Sports

The Sports Sermon

By the

October 24, 2002


He stares with his arms folded, never showing any emotion. Each week he leads his resurgent team out on the field with a brisk run. He is the best thing to happen to college football in the last 50 years and he knows it. What makes him the best is that he understands his job isn’t finished until Jan. 4, the day after the national championship is determined in the Fiesta Bowl …

The last time Notre Dame met Florida State in the regular season and it meant something, it was 1993 and the Sermon was but a wee lad wearing Notre Dame pajamas and holding an autographed index card from ND quarterback Kevin McDougal. The Seminoles were No. 1 in the country and the Irish were No. 2. We smiled smugly when Notre Dame went ahead 31-17 with 1:39 to play, behind running back Lee Becton’s stellar afternoon. Then we gasped with horror as FSU quarterback Charlie Ward led a furious comeback drive only to be thwarted on the Irish 14-yard-line when time ran out: Notre Dame 31, Florida State 24. We breathed a sigh of relief and thanked God that Lake Dawson had been born. The following week, the Irish lost to Boston College and wound up finishing No. 2 in the country behind Florida State …

That’s the closest Notre Dame has come to a national championship in the last nine years. Now the Irish are 7-0 and No. 3 in the Bowl Championship Series standings, with only two difficult games left in a brutal schedule. The reason they are even close to this position is their stoic head coach, Tyrone Willingham. Willingham has succeeded when no one thought he would, making the country’s most historic football team respectable again and sparking a national debate about the lack of African-American head coaches football coaches in Division I. If there was anyone in the world who could solve the D.C. sniper case, it would be Tyrone Willingham.
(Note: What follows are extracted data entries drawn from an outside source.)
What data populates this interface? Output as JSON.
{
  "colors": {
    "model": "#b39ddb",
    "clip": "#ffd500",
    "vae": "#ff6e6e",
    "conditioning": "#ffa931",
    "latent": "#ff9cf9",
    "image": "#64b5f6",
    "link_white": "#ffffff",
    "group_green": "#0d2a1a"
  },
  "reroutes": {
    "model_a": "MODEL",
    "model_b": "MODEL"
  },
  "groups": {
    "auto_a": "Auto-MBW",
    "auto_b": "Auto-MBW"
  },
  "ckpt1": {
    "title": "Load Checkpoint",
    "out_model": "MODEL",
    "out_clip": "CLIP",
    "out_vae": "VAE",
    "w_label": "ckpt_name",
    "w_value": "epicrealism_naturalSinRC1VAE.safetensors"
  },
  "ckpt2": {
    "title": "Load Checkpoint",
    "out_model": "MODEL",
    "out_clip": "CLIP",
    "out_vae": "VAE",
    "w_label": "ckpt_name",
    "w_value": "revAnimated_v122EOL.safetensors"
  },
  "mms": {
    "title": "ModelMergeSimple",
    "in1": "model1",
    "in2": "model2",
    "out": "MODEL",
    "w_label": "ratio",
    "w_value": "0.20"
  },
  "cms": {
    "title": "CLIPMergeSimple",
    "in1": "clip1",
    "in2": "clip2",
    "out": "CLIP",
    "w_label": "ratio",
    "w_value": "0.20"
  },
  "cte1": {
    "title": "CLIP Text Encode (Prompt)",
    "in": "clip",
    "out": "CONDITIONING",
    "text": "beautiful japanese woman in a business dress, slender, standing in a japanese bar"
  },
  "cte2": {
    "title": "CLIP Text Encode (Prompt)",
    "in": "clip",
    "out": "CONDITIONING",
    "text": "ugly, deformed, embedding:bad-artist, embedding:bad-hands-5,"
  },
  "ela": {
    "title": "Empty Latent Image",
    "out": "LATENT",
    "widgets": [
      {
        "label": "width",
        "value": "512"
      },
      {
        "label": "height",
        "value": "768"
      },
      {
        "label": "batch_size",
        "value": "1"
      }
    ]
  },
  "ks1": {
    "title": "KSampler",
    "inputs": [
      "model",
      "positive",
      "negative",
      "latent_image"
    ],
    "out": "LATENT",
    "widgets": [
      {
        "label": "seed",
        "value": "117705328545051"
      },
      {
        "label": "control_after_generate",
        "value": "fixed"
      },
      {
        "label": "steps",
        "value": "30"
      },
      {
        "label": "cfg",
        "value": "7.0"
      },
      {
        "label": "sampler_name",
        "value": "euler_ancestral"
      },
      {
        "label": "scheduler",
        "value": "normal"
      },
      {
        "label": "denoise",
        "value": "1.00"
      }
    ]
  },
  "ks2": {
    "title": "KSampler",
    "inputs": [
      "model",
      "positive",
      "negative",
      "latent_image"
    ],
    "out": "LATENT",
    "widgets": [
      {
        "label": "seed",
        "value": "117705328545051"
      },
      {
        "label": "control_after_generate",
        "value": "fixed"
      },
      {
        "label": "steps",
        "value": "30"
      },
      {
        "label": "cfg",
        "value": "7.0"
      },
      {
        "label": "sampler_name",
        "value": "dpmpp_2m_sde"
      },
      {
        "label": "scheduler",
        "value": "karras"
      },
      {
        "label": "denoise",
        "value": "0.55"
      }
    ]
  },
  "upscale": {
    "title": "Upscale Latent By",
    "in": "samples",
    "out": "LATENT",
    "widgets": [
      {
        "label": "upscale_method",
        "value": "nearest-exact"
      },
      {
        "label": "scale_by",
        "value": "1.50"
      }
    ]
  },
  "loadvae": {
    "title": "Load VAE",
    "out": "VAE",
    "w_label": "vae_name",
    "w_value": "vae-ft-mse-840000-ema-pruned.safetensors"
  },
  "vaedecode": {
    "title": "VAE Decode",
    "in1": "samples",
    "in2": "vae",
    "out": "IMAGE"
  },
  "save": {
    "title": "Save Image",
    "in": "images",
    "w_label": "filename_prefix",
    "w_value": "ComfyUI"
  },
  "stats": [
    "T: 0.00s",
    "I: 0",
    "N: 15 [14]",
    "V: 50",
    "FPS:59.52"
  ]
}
Most importantly, however, Willingham has made the Sermon and thousands like us happy Notre Dame fans again. We survived the Ron Powlus debacle, the Bob Davie years and the short-lived tenure of George O’Leary. It’s a good thing we were still in swaddling clothes during the Gerry Faust years. This weekend, we’ll be sitting wearing our “Return to Glory” T-shirt, with a letter in our hand asking quarterback Carlyle Holiday for an autograph on an index card and watching the Irish beating up on the Seminoles. Fortunately, the ghost of Lake Dawson will be on our side.